- two major automaker groups have agreed to equip all their passenger vehicles with rear-seat occupant reminder technology, starting in the 2025 model year.
- vehicles will start rolling out the reminder systems in new models starting in 2022.
- the reminder systems are an effort to avoid deaths from heatstroke when children are accidentally left unattended in the back seats of vehicles.
the association of global automakers and the alliance of automobile manufacturers, two groups that include nearly every carmaker that serves the u.s. market, have agreed they'll put rear-seat occupant alerts into their entire passenger-car fleets as standard. the move is in response to the problem of parents and caregivers accidentally leaving children in the back seat of a hot car. the alert systems will become standard in the 2025 model year or sooner, the organizations announced this week.
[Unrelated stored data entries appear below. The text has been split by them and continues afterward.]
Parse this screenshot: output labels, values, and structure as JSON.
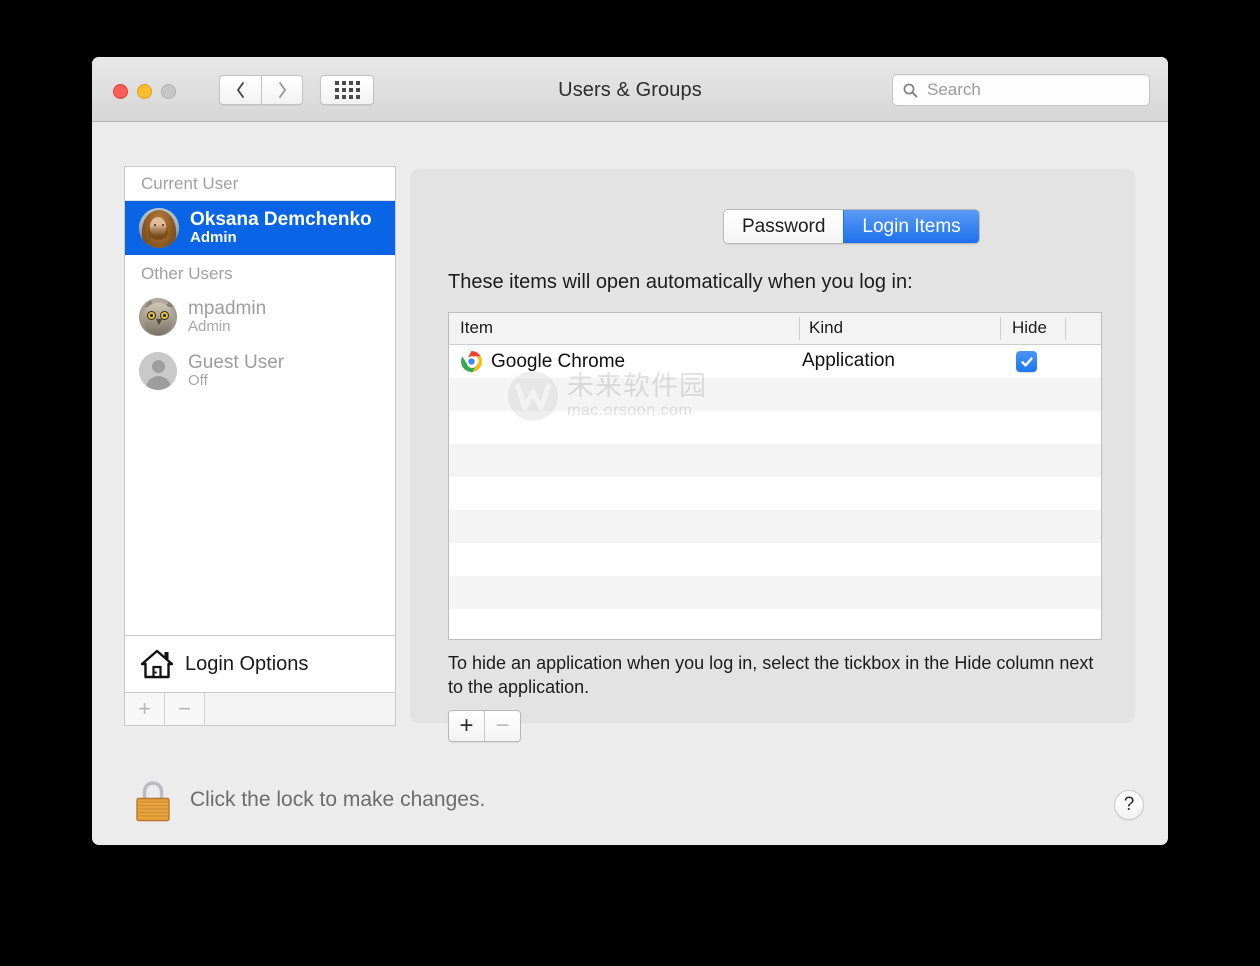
{
  "window": {
    "title": "Users & Groups",
    "traffic_lights": [
      "close",
      "minimize",
      "zoom"
    ],
    "nav": {
      "back": "‹",
      "forward": "›",
      "grid": "show-all"
    },
    "colors": {
      "accent_blue": "#0a64e6",
      "tab_blue": "#1f70ee",
      "checkbox_blue": "#1a76ef",
      "titlebar": "#dedede",
      "panel_bg": "#e3e3e3",
      "window_bg": "#ececec"
    }
  },
  "search": {
    "placeholder": "Search",
    "value": ""
  },
  "sidebar": {
    "groups": [
      {
        "header": "Current User",
        "users": [
          {
            "name": "Oksana Demchenko",
            "role": "Admin",
            "selected": true,
            "avatar": "photo-avatar"
          }
        ]
      },
      {
        "header": "Other Users",
        "users": [
          {
            "name": "mpadmin",
            "role": "Admin",
            "selected": false,
            "avatar": "owl-avatar"
          },
          {
            "name": "Guest User",
            "role": "Off",
            "selected": false,
            "avatar": "person-placeholder-avatar"
          }
        ]
      }
    ],
    "login_options": "Login Options",
    "footer_buttons": [
      {
        "label": "+",
        "name": "add-user-button",
        "enabled": false
      },
      {
        "label": "−",
        "name": "remove-user-button",
        "enabled": false
      }
    ]
  },
  "tabs": [
    {
      "label": "Password",
      "active": false
    },
    {
      "label": "Login Items",
      "active": true
    }
  ],
  "main": {
    "intro": "These items will open automatically when you log in:",
    "table": {
      "columns": [
        "Item",
        "Kind",
        "Hide"
      ],
      "rows": [
        {
          "item": "Google Chrome",
          "kind": "Application",
          "hide": true,
          "icon": "chrome-icon"
        }
      ],
      "empty_row_count": 9
    },
    "hint": "To hide an application when you log in, select the tickbox in the Hide column next to the application.",
    "buttons": [
      {
        "label": "+",
        "name": "add-login-item-button",
        "enabled": true
      },
      {
        "label": "−",
        "name": "remove-login-item-button",
        "enabled": false
      }
    ]
  },
  "footer": {
    "lock_text": "Click the lock to make changes.",
    "lock_state": "locked",
    "help_label": "?"
  },
  "watermark": {
    "chinese": "未来软件园",
    "url": "mac.orsoon.com"
  }
}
the automakers have moved out ahead of congress, which has a bill for the hot cars (helping overcome trauma for children alone in rear seats) act in the works that would mandate this kind of alert system.
will the alerts be annoying?
for those who are already irritated by the number of audible alerts their vehicles emit, this may not seem like good news, but at least in this case it's an annoyance that could save lives. the automaker groups said in statements that the types of alert systems they'll use will vary. "at a minimum, these prompts will include a combination of auditory and visual alerts that will activate after a driver turns off the vehicle," they said.
deaths when children are left in cars, even in milder outdoor temperatures, are distressingly frequent; the most recent to make the news happened on september 3 in gilbert, arizona, and involved a three-year-old, so the problem goes beyond infants in rear-facing seats. it only takes 10 minutes for a car's interior temperature to heat up by as much as 20 degrees fahrenheit, and a child's body heats up three to five times faster than an adult's, the association of global automakers pointed out. to date, there have been 39 child deaths this year as a result of a hot car, involving children from newborns to age four, according to child safety advocacy group kids and cars.